There is no guarantee that it will all arrive at the same time. The code (the app's protocol) needs to deal with the possibility that data from one send may arrive in multiple pieces or the possibility that data from more than one send could arrive in one receive.
Short snippets of data sent in one short call to send() will usually arrive in one call to recv(), which is why code like that will work most of the time. However, it's not guaranteed and therefore bad practice to rely on it.
TCP buffers the data and may split it up as it sees fit. TCP tries to send as few packets as possible to conserve bandwidth, so it won't split up the data for no good reason. However, if it's been queueing up some data and the data from one call to send() happens to straddle a packet boundary, that data will be split up.
Alternately, TCP could try to send it in one packet, but then a router anywhere along the path to the destination could come back and say "this packet is too big!". Then TCP will split it into smaller packets.
When sending data across a network, you should expect your data to be fragmented across multiple packets and structure your code and data to deal with this. In the example case where you are sending a handful of bytes, everything will work fine.. until you start sending larger packets.
If you are expecting to receive one message at a time then you can just loop reading bytes for an interval after the first bytes arrive. This is simple but inefficient.

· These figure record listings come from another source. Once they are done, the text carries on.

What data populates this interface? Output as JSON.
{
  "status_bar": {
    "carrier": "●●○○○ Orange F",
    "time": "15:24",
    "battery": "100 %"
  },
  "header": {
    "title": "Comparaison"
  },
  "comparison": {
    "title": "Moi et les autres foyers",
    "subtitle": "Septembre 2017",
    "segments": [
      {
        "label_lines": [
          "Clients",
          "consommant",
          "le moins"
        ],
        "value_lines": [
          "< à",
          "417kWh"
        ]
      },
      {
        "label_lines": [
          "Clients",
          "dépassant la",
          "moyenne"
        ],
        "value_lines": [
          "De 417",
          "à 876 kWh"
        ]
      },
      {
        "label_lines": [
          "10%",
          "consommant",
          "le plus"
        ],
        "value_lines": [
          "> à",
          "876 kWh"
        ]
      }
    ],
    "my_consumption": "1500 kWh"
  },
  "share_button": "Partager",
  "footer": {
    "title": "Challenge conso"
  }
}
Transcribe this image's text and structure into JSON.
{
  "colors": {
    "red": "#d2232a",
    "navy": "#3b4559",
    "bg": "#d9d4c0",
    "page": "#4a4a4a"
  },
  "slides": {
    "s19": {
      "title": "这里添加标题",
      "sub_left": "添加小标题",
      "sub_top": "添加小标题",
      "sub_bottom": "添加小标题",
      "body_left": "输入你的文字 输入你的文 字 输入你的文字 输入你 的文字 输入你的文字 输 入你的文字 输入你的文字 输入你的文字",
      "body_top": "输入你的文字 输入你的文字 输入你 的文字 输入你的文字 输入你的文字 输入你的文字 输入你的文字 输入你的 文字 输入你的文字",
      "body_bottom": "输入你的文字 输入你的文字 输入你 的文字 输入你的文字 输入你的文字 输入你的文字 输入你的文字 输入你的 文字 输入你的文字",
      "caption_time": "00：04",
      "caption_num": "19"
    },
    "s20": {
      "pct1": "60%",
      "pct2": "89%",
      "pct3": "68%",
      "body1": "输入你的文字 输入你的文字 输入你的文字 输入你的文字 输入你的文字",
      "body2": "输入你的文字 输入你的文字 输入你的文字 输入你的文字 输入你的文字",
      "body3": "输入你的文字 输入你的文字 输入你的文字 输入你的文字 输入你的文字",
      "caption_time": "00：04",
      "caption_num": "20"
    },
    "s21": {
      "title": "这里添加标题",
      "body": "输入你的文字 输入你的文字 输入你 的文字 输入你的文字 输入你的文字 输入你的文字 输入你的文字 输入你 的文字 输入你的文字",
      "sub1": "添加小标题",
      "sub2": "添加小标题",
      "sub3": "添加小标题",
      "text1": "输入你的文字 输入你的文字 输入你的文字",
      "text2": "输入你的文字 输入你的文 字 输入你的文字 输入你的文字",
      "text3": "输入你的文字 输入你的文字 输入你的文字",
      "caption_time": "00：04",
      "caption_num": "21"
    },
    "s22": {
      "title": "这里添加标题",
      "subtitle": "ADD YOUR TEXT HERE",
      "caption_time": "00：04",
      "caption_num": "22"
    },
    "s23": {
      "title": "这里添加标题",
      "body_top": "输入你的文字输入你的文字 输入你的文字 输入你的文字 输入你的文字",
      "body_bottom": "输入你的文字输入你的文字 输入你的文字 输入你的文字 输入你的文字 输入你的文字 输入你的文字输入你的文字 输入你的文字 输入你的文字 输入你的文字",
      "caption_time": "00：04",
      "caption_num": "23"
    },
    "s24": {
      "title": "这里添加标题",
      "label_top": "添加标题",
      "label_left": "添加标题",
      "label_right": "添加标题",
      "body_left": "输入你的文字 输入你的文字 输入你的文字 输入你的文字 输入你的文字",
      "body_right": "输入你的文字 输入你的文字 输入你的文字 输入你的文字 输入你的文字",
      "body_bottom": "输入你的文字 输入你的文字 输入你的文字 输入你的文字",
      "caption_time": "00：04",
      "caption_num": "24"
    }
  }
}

A delimiter could be used as suggested but then you have to guard against accidentally including the delimiter within the regular data. If you are only sending text then you can use null or some non-printable character. If you are sending binary data then this becomes more difficult as any occurrence of the delimiter within the data needs to be escaped by the sender and un-escaped by the receiver.
An alternative to delimiters is to add a field to the front of the data containing a message length. This is better than using a delimiter as it removes the need for escaping data and better than simply looping until a timer expires as it will be more responsive.
No, its not a good idea to assume that the server (assuming your the client) is gonna only send you one socket response. The server could be running though a list of procedures that returns multiple results. I would continue to read from the socket until there is nothing left to pick up, then wait a few miliseconds and test again. If nothing shows up, chances are good that the server has finished sending responses.
There are several types of sockets. TCP uses SOCK_STREAM, which don't preserve message boundaries. SOCK_SEQPACKET sockets do preserve message boundaries.
EDIT: SCTP supports both SOCK_STREAM and SOCK_SEQPACKET.